I am finding it difficult to get current statistics for hospitalizations in the U.K.  Accordingly, I’m going to rely on some piecemeal reporting.

Per this report from Reuters, in terms of confirmed Omicron cases, as of 12/17/2021, Great Britain had the following cumulative totals:

  • 24968 confirmed cases
  • 85 hospitalizations
  • 7 deaths

To be clear, that’s an apples-to-apples comparison.  That’s all the cases that have been genetically sequenced and found to be Omicron.  (It’s not total cases, because only a sample of cases is sequenced.).

It’s probably too early to see many deaths yet. So I don’t think you can make much of the deaths data.  But as far as I have ever seen, hospitalizations are concurrent with the new case counts.

That gives a case hospitalization rate for Omicron, so far, of 0.3%, or about one-fifth the British rate for Delta.  I note that this is unchanged from my 12/13/2021 posting, despite a vastly higher total number of cases.  So that appears to be a relatively stable number.

My bottom line remains that Great Britain should now see total COVID-19 hospitalizations fall, as Omicron takes over from Delta.  We can’t see that yet, unfortunately, as the official UK data on total COVID-19 hospitalizations is almost a week out of date.

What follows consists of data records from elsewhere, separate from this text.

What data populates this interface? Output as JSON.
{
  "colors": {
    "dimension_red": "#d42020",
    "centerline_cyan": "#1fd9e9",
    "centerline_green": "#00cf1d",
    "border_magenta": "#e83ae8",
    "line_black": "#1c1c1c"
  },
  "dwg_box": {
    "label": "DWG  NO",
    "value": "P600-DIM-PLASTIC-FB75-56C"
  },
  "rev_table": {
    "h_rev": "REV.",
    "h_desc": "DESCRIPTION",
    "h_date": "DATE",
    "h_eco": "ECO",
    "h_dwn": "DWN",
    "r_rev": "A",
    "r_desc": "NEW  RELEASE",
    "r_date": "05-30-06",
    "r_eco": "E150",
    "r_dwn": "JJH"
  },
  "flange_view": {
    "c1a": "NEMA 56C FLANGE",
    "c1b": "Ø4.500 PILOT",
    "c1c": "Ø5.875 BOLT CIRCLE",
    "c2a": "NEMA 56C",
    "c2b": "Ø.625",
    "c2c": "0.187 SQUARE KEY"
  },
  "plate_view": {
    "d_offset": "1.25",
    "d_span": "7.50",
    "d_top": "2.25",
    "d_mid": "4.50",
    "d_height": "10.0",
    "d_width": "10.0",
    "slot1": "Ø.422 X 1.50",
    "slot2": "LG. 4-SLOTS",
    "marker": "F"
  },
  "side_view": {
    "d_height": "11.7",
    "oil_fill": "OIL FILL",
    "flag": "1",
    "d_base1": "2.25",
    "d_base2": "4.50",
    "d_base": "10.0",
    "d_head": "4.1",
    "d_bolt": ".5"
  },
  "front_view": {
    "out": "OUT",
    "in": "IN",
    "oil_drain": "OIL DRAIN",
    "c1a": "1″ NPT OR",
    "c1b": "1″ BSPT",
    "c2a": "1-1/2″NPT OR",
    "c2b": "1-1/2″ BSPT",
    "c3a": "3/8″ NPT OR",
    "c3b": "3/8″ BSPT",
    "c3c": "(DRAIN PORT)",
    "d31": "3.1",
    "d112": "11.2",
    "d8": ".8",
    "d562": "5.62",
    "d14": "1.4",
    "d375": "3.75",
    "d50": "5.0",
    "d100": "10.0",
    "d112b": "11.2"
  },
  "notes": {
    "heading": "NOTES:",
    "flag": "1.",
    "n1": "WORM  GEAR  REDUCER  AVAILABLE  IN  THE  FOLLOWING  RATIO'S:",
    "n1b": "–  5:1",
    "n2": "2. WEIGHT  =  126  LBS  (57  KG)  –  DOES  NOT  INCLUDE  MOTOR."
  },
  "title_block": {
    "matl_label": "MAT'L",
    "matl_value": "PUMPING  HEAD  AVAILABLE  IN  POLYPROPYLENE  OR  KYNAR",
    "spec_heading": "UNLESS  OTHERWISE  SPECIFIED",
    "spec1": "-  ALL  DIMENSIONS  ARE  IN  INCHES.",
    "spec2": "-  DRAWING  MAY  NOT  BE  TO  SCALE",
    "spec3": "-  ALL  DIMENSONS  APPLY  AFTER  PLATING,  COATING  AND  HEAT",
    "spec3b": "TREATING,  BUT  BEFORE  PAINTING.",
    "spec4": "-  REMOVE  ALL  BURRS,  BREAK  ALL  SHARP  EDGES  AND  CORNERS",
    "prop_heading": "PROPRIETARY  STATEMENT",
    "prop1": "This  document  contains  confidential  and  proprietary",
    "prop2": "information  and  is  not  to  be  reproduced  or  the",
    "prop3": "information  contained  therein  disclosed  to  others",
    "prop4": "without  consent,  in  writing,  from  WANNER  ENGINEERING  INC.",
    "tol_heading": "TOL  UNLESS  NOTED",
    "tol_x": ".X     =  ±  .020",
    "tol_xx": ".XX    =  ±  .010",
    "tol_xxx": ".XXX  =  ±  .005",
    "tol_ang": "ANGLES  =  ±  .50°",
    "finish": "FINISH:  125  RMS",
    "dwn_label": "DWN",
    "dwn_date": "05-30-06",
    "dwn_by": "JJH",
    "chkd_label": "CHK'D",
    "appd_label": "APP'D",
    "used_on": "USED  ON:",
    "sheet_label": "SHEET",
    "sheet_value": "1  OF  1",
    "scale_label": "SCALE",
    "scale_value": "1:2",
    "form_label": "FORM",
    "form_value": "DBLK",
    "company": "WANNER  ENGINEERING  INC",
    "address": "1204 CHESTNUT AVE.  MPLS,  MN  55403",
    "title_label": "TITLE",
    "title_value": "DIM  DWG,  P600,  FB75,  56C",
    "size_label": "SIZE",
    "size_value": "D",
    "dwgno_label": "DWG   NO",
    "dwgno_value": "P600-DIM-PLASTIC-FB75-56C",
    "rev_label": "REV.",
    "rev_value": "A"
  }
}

Source:  Government of U.K.

Right now, as best I can tell, it’s simply failing to rise, per the most recent data.  Give it another week or two.  If the case hospitalization rate for Omicron is as I’ve calculated, total COVID hospitalizations should fall as Omicron displaces Delta in the U.K.


Near as I can tell, everything out of South Africa and Great Britain so far points to Omicron having vastly lower average severity of cases compared to Delta.  And, while you can find that if you look, you won’t find any official sources saying that.  Certainly not with any clarity.

And I bet you never will.

Why not?

My best guess is that public health officials the world over are downplaying the reduced severity of Omicron.

That’s not due to some grand international conspiracy.  It’s because, within the context of their profession, that would be the ethical thing for them to do.  They really don’t want people to let down their guard over the holidays.  Downplaying the reduced severity of Omicron is the public health “messaging” that would result in the fewest additional hospitalizations and deaths.  And that’s their goal.

I’m reminded of the CDC’s initial advice on masks.  The initial advice was that masks were unnecessary.  Then the advice was to wear a cloth mask.  That “cloth” part was pure social engineering, as cloth masks are nowhere near as good as a proper N95 respirator.  But the CDC didn’t want public demand to strain existing supplies of N95 masks.

As a result, CDC advice was part science, part social engineering.  Public health messaging was not based on strictly medical advice (wear the best mask you can get), but was tailored to achieve what the CDC then saw as a better result (wear a mask that is unsuited for medical use.)

The CDC never changed its mind about that, by the way.  The CDC didn’t ever rescind it, and certainly never apologized for it.  Even now, the most recent update (August 2021) of CDC advice points you to a page that tells you to wear a cloth mask, and leave the N95s for health professionals. 

Instead, the CDC did what it though it had to do.  And that bad information has eventually faded into irrelevance.

Don’t hold your breath waiting for CDC to come out and tell you to wear an N95.   Likewise, regarding any official announcements that the latest strain of COVID-19 is vastly milder than the prior strain, on average.

It’s just not in the DNA of a public health agency to say anything of the sort.